近年急速に普及しているブルーライトカット眼鏡は、子どもの目にどのような影響を与えるのですか。

 ヒトの目に見える光(可視光)は赤や緑、青などの波長の異なる光からなります。ブルーライトとは、パソコンやスマートフォンなどのデジタル端末の画面などから出る波長が短い青い光のことで、太陽光にも含まれています。この光を遮ることで、目の疲れや眼球の障害を防ぐなどとうたうブルーライトカット眼鏡が市販され、子ども用の商品も多く販売されています。

 ブルーライトカット眼鏡をめぐっては、大手メーカーが3月、約9,000人分を東京都渋谷区の小中学生に寄贈すると発表しました。これに対し今年4月、日本眼科学会や日本眼科医会などの6団体がブルーライト眼鏡について「子どもに推奨する根拠はなく、むしろ発育に悪影響を与えかねない」とする意見書を発表した。結果、計画が中止されるという騒動も起きました。

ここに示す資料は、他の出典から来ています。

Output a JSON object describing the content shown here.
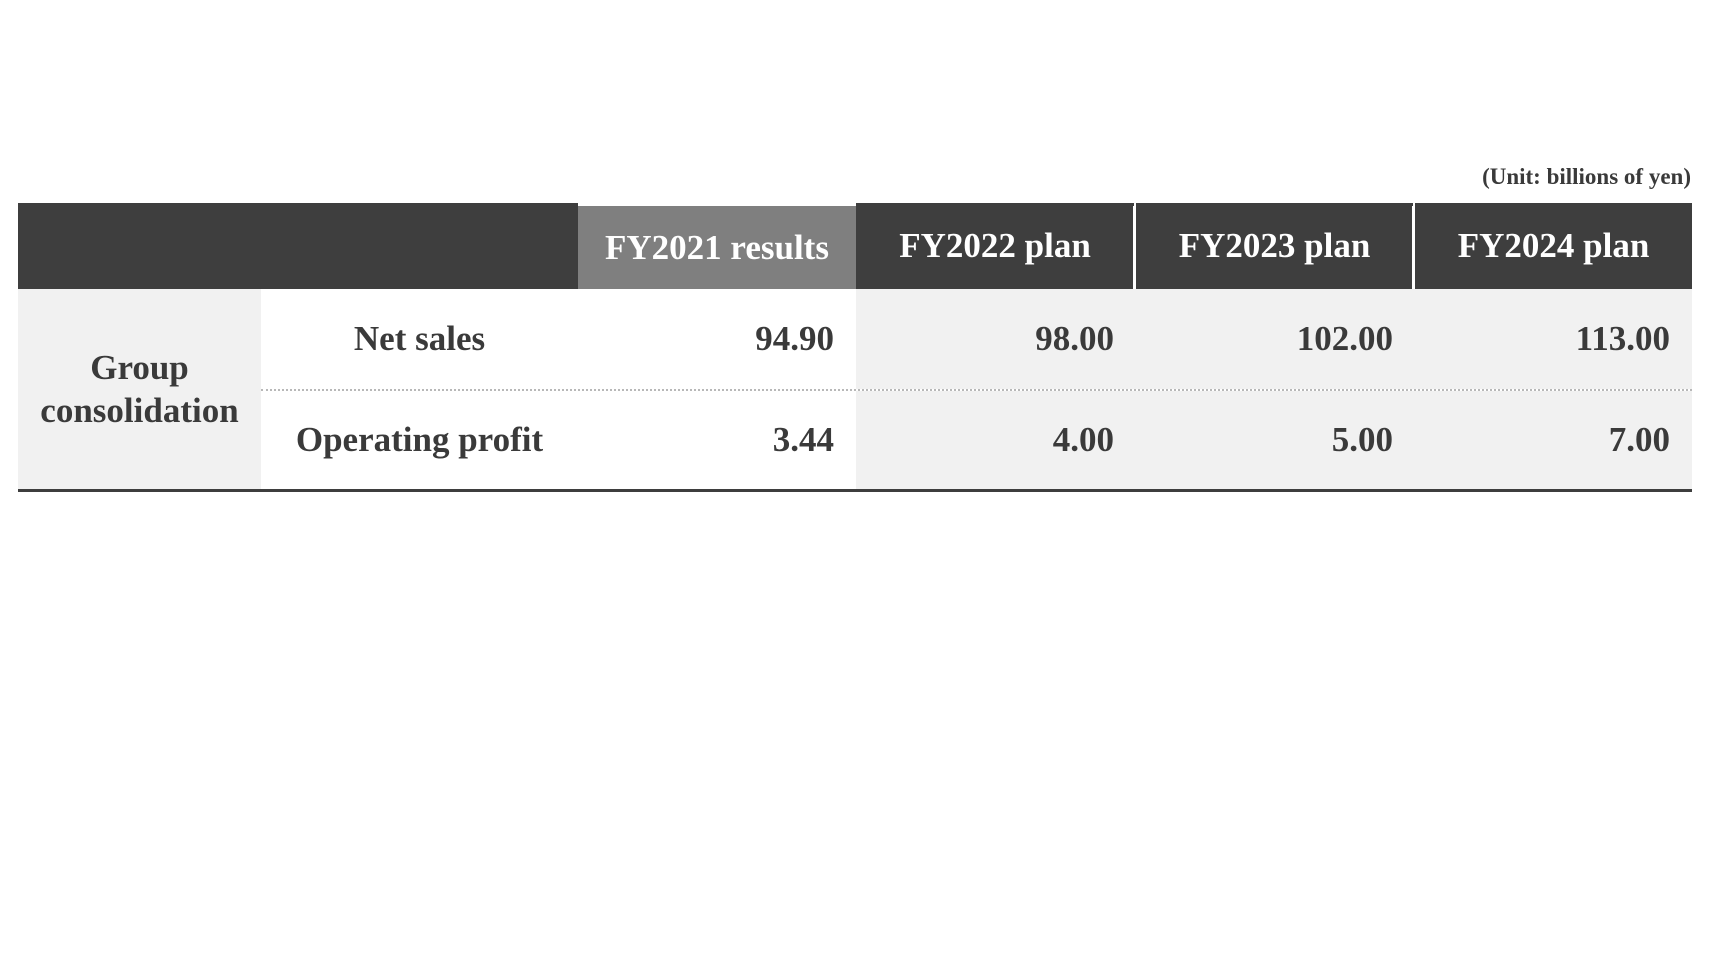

 日本眼科学会などの見解によると「液晶画面のブルーライトは曇り空や窓越しの自然光よりも光線量が少なく、網膜に障害を生じることはないレベルで、いたずらに恐れる必要はない」「子どもにとって、十分な太陽光を浴びない場合、近視進行のリスクが高まる。ブルーライトカット眼鏡の使用は、ブルーライトを浴びるよりもむしろ有害である可能性が否定できない」などと、する米眼科アカデミーなど国内外6本の研究成果を紹介。かみ砕いて説明すると、デジタル機器のブルーライトは網膜に障害を与えるほど強くなく、太陽光をカットすると、むしろ近視が進行するリスクが高まること。そのため、ブルーライトカット眼鏡を子どもが日中にかけることは、発育に悪影響を与える可能性があることが指摘され、小児への使用を推奨する根拠はないと結論付けています。つまり、小児への使用は「百害あって一利なし」といえます。

 子どもが深夜に長時間デジタル機器を使うことは好ましくなく、また日本眼科医会はデジタル機器からは30㎝以上目を離すことや、30分に1回は20秒以上遠くを見て目を休ませるを推奨しています。

 ブルーライトという言葉はよく知られるようになってきましたが、科学的根拠は一般の人には十分に知られていません。コロナ禍でオンライン授業の機会が増えるなど、子どもがデジタル端末を使用する機会は増えています。子どもの成長と目の健康を守るために、現時点で分かっている正しい情報を知ってほしいと思います。